De negen onderzoekers van over de hele wereld voerden een proef uit in afgelegen gebieden, waar ze mensen vroegen mee te doen met een spel waarin geld verdeeld moest worden. Hoe sterker het besef van een oordelende god leefde, hoe meer deelnemers bereid waren om geld weg te geven aan geloofsgenoten, zelfs als dit onbekenden ver weg waren.
Dat de onderzoekers stellen dat dit mechanisme strijdig is met het gedachtegoed van de natuurlijke selectie van de evolutietheorie, betekent niet dat ze deze theorie op zichzelf onder kritiek stellen, zegt prof. Paul. Hij is onder meer hoogleraar Oude Testament aan de Evangelische Theologische Faculteit te Leuven. „Ze aanvaarden de evolutie. Het is een vooronderstelling die door het artikel in Nature heen loopt. In die gedachte zijn godsdiensten pas op een zeker moment als verschijnsel ontstaan. De Bijbelse datering is echter anders.”

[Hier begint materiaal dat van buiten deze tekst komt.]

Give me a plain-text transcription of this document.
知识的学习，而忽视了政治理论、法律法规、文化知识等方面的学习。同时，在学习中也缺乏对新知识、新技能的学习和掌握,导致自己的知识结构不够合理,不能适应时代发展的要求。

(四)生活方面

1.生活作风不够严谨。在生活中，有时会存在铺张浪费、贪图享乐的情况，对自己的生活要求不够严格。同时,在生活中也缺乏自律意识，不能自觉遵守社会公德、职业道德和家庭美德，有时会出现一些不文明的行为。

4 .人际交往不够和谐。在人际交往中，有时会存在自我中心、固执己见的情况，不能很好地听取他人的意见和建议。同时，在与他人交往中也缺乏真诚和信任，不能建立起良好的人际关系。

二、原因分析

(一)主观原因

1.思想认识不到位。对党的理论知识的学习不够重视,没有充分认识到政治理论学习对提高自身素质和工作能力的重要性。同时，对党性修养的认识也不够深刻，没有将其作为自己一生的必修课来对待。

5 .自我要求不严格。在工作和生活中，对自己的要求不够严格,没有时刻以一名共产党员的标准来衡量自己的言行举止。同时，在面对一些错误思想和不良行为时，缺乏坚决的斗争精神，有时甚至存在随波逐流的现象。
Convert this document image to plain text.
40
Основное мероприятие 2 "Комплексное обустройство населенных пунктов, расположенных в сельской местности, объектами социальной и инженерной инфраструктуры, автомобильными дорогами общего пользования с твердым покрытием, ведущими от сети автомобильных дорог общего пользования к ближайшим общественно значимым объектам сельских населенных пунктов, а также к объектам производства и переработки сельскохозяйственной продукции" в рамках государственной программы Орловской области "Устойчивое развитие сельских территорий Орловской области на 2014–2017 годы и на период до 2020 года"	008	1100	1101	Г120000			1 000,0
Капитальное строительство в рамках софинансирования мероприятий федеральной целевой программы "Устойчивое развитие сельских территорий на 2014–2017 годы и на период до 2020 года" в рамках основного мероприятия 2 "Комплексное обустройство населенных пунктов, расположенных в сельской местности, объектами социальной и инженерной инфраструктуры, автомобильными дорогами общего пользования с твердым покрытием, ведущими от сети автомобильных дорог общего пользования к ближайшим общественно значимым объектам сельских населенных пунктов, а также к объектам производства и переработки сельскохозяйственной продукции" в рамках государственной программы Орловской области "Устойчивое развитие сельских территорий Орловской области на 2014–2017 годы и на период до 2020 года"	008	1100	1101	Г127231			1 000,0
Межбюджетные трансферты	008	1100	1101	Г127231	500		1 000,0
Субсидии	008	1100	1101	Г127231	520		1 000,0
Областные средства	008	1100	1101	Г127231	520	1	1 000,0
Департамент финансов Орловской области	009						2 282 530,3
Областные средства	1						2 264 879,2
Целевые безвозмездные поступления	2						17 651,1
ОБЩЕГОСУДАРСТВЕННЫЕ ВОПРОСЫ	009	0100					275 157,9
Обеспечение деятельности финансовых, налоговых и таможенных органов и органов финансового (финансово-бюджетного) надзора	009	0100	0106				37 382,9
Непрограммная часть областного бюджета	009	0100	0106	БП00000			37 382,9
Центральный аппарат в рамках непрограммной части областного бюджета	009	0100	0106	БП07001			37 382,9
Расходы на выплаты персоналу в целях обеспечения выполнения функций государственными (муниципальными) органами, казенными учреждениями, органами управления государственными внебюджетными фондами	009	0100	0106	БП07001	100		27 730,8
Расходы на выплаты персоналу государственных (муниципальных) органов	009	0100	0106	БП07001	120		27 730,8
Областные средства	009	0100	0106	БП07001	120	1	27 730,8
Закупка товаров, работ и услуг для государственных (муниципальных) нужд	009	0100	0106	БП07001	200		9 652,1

Verbaast de uitkomst van het onderzoek u?
„Allerminst. Het is vrij bekend dat sterke godsdienstige levensovertuigingen het handelen van mensen beïnvloedt. Wat ik wel wonderlijk vindt, is de opzet van het onderzoek. Je introduceert bij volken in afgelegen gebieden een spel en kijkt hoe ze geld verdelen. Dat is een heel westerse benaderingswijze. Daarmee wordt godsdienst niet aanvaard vanuit het geloof, maar bezien als een sociaal gebeuren waar je een spel mee kunt doen. Een echte aanhanger van een godsdienst zal dit niet doen.”
Toch lijkt er op z’n minst sprake van een bijstelling van een deel van het gedachtegoed van de evolutietheorie, namelijk dat via natuurlijke selectie de sterksten overblijven.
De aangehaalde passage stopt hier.